Singapore warms to land of the setting yen
Sunday, Oct 05, 2014
Fiona Chan
Melissa Tan
The Straits Times
Sushi lovers must be saying "arigatou" to Abenomics.
The deflation-busting economic policies of Japan's Prime Minister Shinzo Abe, which include generous monetary easing, have been pushing the yen down since 2012.
Now, as investors switch their focus to the rising US dollar, the yen has hit new multi-year lows. The Japanese currency touched a six-year low against the greenback this week, and is at its lowest to the Singapore dollar since the Asian financial crisis in 1997.
Traveller interest in Japan has surged and investors are eyeing more property in the land of the rising sun even as currency watchers predict further yen weakness over the coming months.
Dynasty Travel marketing director Alicia Seah said the number of Japan-bound tourists has risen "now that Singaporeans' spending power in Japan is stronger".
The agency has handled nearly 5,000 bookings for Japan in the first nine months this year, a sharp jump from the 3,000 travellers for the whole of last year.
Apart from the weak yen, more direct flights from Singapore to Japanese regions such as Okinawa also contributed to rising tourist interest, she added. "We expect Japan to be among the top destinations for Singaporeans this year."
At Chan Brothers Travel, the number of bookings to Japan in August and September has gone up 25 per cent from a year ago, said Ms Jane Chang, head of marketing and communications.
Serviced apartment group The Ascott has also seen more foreign visitors to Japan due to the weak yen and recent relaxation of visa requirements, said Mr Tan Lai Seng, the group's regional general manager for Japan and Korea.
He added that the group's Japan properties are more than 80 per cent occupied, and tourism is expected to be further boosted by the 2020 Olympics in Tokyo.
The weaker yen - coupled with low interest rates, high rental yields and a strong outlook for the property market over the next few years - is also drawing property investors, consultants say.
Mr Alex Bellingham, the Singapore-based director of property investment firm IP Global, said Japanese property is "more attractive than it has been for many years", especially ahead of the Olympics.
Economists say the yen's fall against the Singapore and US currencies is not a surprise, given Japan's monetary policy divergence with the other two nations.
"Singapore has an appreciating Singdollar policy, while Japan still favours anti-deflationary monetary and exchange rate policies," said DBS senior currency economist Philip Wee.
He expects the yen to fall further, reaching 90 yen to S$1 by the end of next year, from 85.9 yen to S$1 now.

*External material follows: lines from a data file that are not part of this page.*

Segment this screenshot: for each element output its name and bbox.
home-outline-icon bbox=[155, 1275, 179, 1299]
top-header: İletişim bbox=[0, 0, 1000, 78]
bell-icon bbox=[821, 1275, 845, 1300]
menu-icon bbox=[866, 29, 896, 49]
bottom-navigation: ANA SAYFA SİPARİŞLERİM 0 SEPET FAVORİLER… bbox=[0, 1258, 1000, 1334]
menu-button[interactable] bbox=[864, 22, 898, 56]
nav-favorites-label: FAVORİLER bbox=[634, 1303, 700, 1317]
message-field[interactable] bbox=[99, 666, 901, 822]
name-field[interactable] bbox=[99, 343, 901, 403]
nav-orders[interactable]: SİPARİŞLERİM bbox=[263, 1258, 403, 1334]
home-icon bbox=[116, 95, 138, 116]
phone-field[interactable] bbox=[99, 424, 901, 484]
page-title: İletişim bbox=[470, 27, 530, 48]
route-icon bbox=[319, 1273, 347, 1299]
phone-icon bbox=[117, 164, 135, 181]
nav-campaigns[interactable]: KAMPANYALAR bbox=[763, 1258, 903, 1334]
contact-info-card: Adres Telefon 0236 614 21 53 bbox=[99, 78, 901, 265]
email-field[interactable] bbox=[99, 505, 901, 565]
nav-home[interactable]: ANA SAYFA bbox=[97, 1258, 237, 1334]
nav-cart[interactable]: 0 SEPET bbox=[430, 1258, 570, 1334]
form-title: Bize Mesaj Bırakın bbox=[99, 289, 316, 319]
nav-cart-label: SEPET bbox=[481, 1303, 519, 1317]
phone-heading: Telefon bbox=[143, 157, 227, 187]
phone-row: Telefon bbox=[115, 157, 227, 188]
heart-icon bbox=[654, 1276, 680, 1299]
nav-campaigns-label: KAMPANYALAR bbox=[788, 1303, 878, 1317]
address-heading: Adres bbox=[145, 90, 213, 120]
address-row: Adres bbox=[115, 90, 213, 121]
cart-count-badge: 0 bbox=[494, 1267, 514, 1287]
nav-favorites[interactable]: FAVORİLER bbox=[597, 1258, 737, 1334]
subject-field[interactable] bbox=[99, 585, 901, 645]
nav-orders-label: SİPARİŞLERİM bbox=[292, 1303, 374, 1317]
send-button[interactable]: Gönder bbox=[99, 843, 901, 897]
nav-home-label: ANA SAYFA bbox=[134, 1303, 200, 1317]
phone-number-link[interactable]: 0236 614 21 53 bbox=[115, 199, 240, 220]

"Markets anticipate further yen depreciation," said Oanda senior currency trader Stephen Innes. This should lead to a further fall in the Japanese unit against the Singdollar over the short term.
Credit Suisse Japan economist Takashi Shiono said the looming end of the US Federal Reserve's easy money policies has been the main factor behind the weakening of the yen against the US dollar.
But expectations of more easing from the Bank of Japan (BOJ), if Japanese economic data worsens in the coming months, will put further pressure on the yen.
"The BOJ remains entrenched in its monetary easing cycle with the potential for further initiatives still on the cards," agreed OCBC strategist Emmanuel Ng.
Companies with operations in Japan are expecting further yen fluctuations, but most have systems in place to manage the risks.
Among them is Singapore-listed Parkway Life Reit, which owns more than 40 properties in Japan.
"While we expect the yen to remain volatile in the near term, the adverse impact from its depreciation is mitigated to a large extent by (our) risk management strategies," said Mr Yong Yean Chau, chief executive of the Reit's manager Parkway Trust Management.
The Reit funded its Japanese acquisitions with yen-denominated loans, ensuring a stable net asset value, and it has also hedged its net yen cash flow for the next few years to protect its distribution income for unitholders, he added.
Other firms with Japan dealings include City Developments, which said on Monday that it tied up with a US investment firm to buy a historical site in Tokyo for 30.5 billion yen (S$355.5 million).
It was a timely purchase; a year ago the price would have translated into about S$390 million.